Without a trace

Police lose the right to blanket access to cellphone records

Without a trace

Abdul Khalid was alone in his suburban Toronto jewellery store, the door locked and the alarm set, when the “Burka Bandits” came knocking. It was a Friday, almost noon, and as far as Khalid could tell, the two people standing outside the window were typical clientele—a Muslim man and his wife, dressed from head to toe in a black Islamic gown.

The disguise worked perfectly. As soon as Khalid buzzed them in, the “husband” covered his face with a balaclava, the man under the burka pulled a gun, and a third masked accomplice stormed into the showroom. By the time it was all over, the trio had fled the scene—in broad daylight, at a busy strip mall—with half a million dollars in gold and cash.

Two weeks later, police in Brampton, Ont., still had no idea who orchestrated the heist. Desperate for leads, detectives turned to the only source they could think of: the cellphone towers nearby. Hoping that the thieves called each other in the 90 minutes before the robbery, the cops convinced a justice of the peace to order Rogers, Telus and Bell to hand over the details of every single cellular call (time, number dialed, etc.) that passed through the two towers closest to the crime scene. The results were overwhelming. Between 10:20 and 11:50 on the morning of Nov. 17, 2006, more than 7,000 potential suspects used their phones in the general vicinity of the store.

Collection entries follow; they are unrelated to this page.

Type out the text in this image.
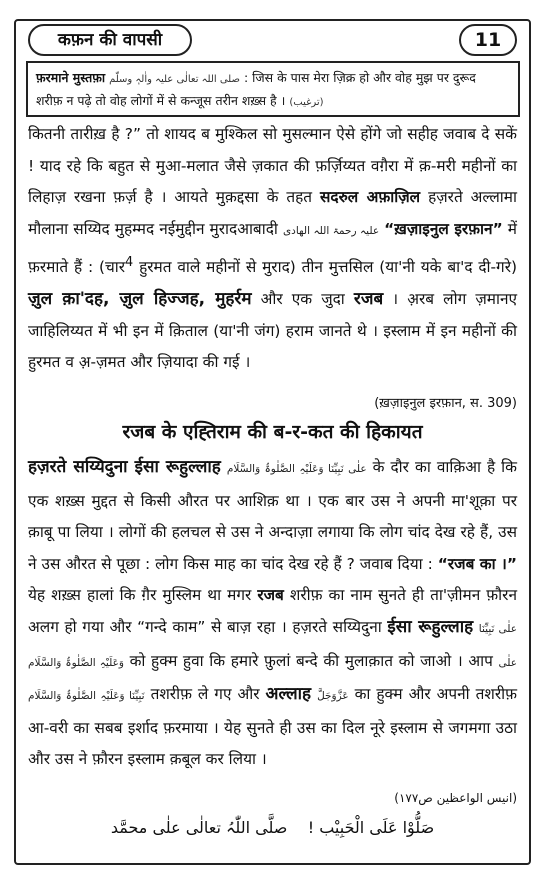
कफ़न की वापसी	11
फ़रमाने मुस्तफ़ा صلی اللہ تعالٰی علیہ واٰلہٖ وسلّم : जिस के पास मेरा ज़िक्र हो और वोह मुझ पर दुरूद
शरीफ़ न पढ़े तो वोह लोगों में से कन्जूस तरीन शख़्स है । (ترغیب)
कितनी तारीख़ है ?” तो शायद ब मुश्किल सो मुसल्मान ऐसे होंगे जो सहीह जवाब दे सकें ! याद रहे कि बहुत से मुआ-मलात जैसे ज़कात की फ़र्ज़िय्यत वग़ैरा में क़-मरी महीनों का लिहाज़ रखना फ़र्ज़ है । आयते मुक़द्दसा के तहत सदरुल अफ़ाज़िल हज़रते अल्लामा मौलाना सय्यिद मुहम्मद नईमुद्दीन मुरादआबादी علیہ رحمۃ اللہ الھادی “ख़ज़ाइनुल इरफ़ान” में फ़रमाते हैं : (चार$^4$ हुरमत वाले महीनों से मुराद) तीन मुत्तसिल (या'नी यके बा'द दी-गरे) ज़ुल क़ा'दह, ज़ुल हिज्जह, मुहर्रम और एक जुदा रजब । अ़रब लोग ज़मानए जाहिलिय्यत में भी इन में क़िताल (या'नी जंग) हराम जानते थे । इस्लाम में इन महीनों की हुरमत व अ़-ज़मत और ज़ियादा की गई ।
(ख़ज़ाइनुल इरफ़ान, स. 309)
रजब के एह्तिराम की ब-र-कत की हिकायत
हज़रते सय्यिदुना ईसा रूहुल्लाह علٰی نَبِیِّنَا وَعَلَیْہِ الصَّلٰوۃُ وَالسَّلَام के दौर का वाक़िआ है कि एक शख़्स मुद्दत से किसी औरत पर आशिक़ था । एक बार उस ने अपनी मा'शूक़ा पर क़ाबू पा लिया । लोगों की हलचल से उस ने अन्दाज़ा लगाया कि लोग चांद देख रहे हैं, उस ने उस औरत से पूछा : लोग किस माह का चांद देख रहे हैं ? जवाब दिया : “रजब का ।” येह शख़्स हालां कि ग़ैर मुस्लिम था मगर रजब शरीफ़ का नाम सुनते ही ता'ज़ीमन फ़ौरन अलग हो गया और “गन्दे काम” से बाज़ रहा । हज़रते सय्यिदुना ईसा रूहुल्लाह علٰی نَبِیِّنَا وَعَلَیْہِ الصَّلٰوۃُ وَالسَّلَام को हुक्म हुवा कि हमारे फ़ुलां बन्दे की मुलाक़ात को जाओ । आप علٰی نَبِیِّنَا وَعَلَیْہِ الصَّلٰوۃُ وَالسَّلَام तशरीफ़ ले गए और अल्लाह عَزَّوَجَلَّ का हुक्म और अपनी तशरीफ़ आ-वरी का सबब इर्शाद फ़रमाया । येह सुनते ही उस का दिल नूरे इस्लाम से जगमगा उठा और उस ने फ़ौरन इस्लाम क़बूल कर लिया ।
(انیس الواعظین ص۱۷۷)
صَلُّوْا عَلَی الْحَبِیْب !    صلَّی اللّٰہُ تعالٰی علٰی محمَّد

Though lengthy, the so-called “tower dump records” proved to be the crucial clue. Police eventually found the loot—and four suspects who are now facing criminal charges: Rehan Sheikh, Muzzafar Malik, Abraham Fundi and Arif Mahmood (an illegal immigrant wanted by the feds at the time of the crime).

A trial is still pending, but regardless of the verdict, one thing is already certain: this will be the last case ever solved with the help of cellphone tower dump records.

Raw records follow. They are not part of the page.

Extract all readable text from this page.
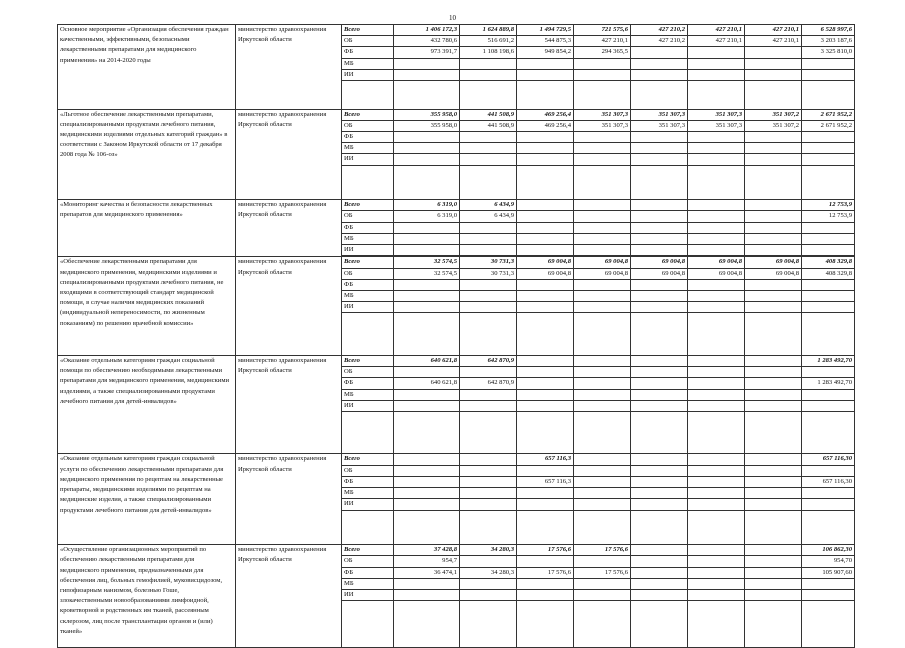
10
Основное мероприятие «Организация обеспечения граждан качественными, эффективными, безопасными лекарственными препаратами для медицинского применения» на 2014-2020 годы	министерство здравоохранения Иркутской области	Всего	1 406 172,3	1 624 889,8	1 494 729,5	721 575,6	427 210,2	427 210,1	427 210,1	6 528 997,6
		ОБ	432 780,6	516 691,2	544 875,3	427 210,1	427 210,2	427 210,1	427 210,1	3 203 187,6
		ФБ	973 391,7	1 108 198,6	949 854,2	294 365,5				3 325 810,0
		МБ								
		ИИ								

«Льготное обеспечение лекарственными препаратами, специализированными продуктами лечебного питания, медицинскими изделиями отдельных категорий граждан» в соответствии с Законом Иркутской области от 17 декабря 2008 года № 106-оз»	министерство здравоохранения Иркутской области	Всего	355 958,0	441 508,9	469 256,4	351 307,3	351 307,3	351 307,3	351 307,2	2 671 952,2
		ОБ	355 958,0	441 508,9	469 256,4	351 307,3	351 307,3	351 307,3	351 307,2	2 671 952,2
		ФБ								
		МБ								
		ИИ								

«Мониторинг качества и безопасности лекарственных препаратов для медицинского применения»	министерство здравоохранения Иркутской области	Всего	6 319,0	6 434,9						12 753,9
		ОБ	6 319,0	6 434,9						12 753,9
		ФБ								
		МБ								
		ИИ								

«Обеспечение лекарственными препаратами для медицинского применения, медицинскими изделиями и специализированными продуктами лечебного питания, не входящими в соответствующий стандарт медицинской помощи, в случае наличия медицинских показаний (индивидуальной непереносимости, по жизненным показаниям) по решению врачебной комиссии»	министерство здравоохранения Иркутской области	Всего	32 574,5	30 731,3	69 004,8	69 004,8	69 004,8	69 004,8	69 004,8	408 329,8
		ОБ	32 574,5	30 731,3	69 004,8	69 004,8	69 004,8	69 004,8	69 004,8	408 329,8
		ФБ								
		МБ								
		ИИ								

«Оказание отдельным категориям граждан социальной помощи по обеспечению необходимыми лекарственными препаратами для медицинского применения, медицинскими изделиями, а также специализированными продуктами лечебного питания для детей-инвалидов»	министерство здравоохранения Иркутской области	Всего	640 621,8	642 870,9						1 283 492,70
		ОБ								
		ФБ	640 621,8	642 870,9						1 283 492,70
		МБ								
		ИИ								

«Оказание отдельным категориям граждан социальной услуги по обеспечению лекарственными препаратами для медицинского применения по рецептам на лекарственные препараты, медицинскими изделиями по рецептам на медицинские изделия, а также специализированными продуктами лечебного питания для детей-инвалидов»	министерство здравоохранения Иркутской области	Всего			657 116,3					657 116,30
		ОБ								
		ФБ			657 116,3					657 116,30
		МБ								
		ИИ								

«Осуществление организационных мероприятий по обеспечению лекарственными препаратами для медицинского применения, предназначенными для обеспечения лиц, больных гемофилией, муковисцидозом, гипофизарным нанизмом, болезнью Гоше, злокачественными новообразованиями лимфоидной, кроветворной и родственных им тканей, рассеянным склерозом, лиц после трансплантации органов и (или) тканей»	министерство здравоохранения Иркутской области	Всего	37 428,8	34 280,3	17 576,6	17 576,6				106 862,30
		ОБ	954,7							954,70
		ФБ	36 474,1	34 280,3	17 576,6	17 576,6				105 907,60
		МБ								
		ИИ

In a scathing pre-trial ruling, an Ontario judge has scolded the Peel Region officers for embarking on a “high-tech fishing expedition” that violated the suspects’ basic Charter protections against unreasonable search and seizure—not to mention the privacy rights of 7,000 innocent people who used their mobile phones that morning. Justice Michael Quigley said the detectives resorted to such “an astonishingly intrusive snooping technique” that all the evidence gleaned as a result should be tossed out of court “to clearly and unequivocally convey to authorities that Canadian citizens have the constitutional right to be left alone from this kind of unwarranted and unfocused state intrusion into their lives.”

The damning decision doesn’t mean all wireless traffic is suddenly off-limits to police. As with land lines, the Criminal Code allows investigators to access specific cellphone records if they have “reasonable and probable” grounds to believe that a certain person, or a certain number, is linked to a particular crime. Judges issue such warrants every day for suspected drug dealers and murderers. But Quigley’s 68-page decision says police should never be granted blanket access to endless amounts of confidential phone data, no matter how badly they need a lead. “A warrant is not a fishing licence and it cannot authorize fishing expeditions,” he wrote.

In the end, though, it was the cops—and not the alleged robbers—who were saved by a technicality. Yes, the officers committed a “wide-scale breach” by sifting through those phone logs, but because one of the suspects was already on the detectives’ radar screen (the burka salesman tipped them off) the police could have used legal means to access his phone records. If they had, the judge concludes, investigators would have ended up in the same place: at the suspects’ homes, hauling away a “proverbial motherlode” of stolen jewels. “To exclude highly relevant, definitive and probative evidence of such quality in the face of what amounts to little more than a technical breach of their Charter rights would bring the administration of justice into disrepute,” Quigley wrote. “All of that evidence will be admissible at trial.”

But the judge’s message is clear: the technique that cracked this case—a crime-fighting tool that other officers were just starting to exploit—is now illegal. Just like robbery.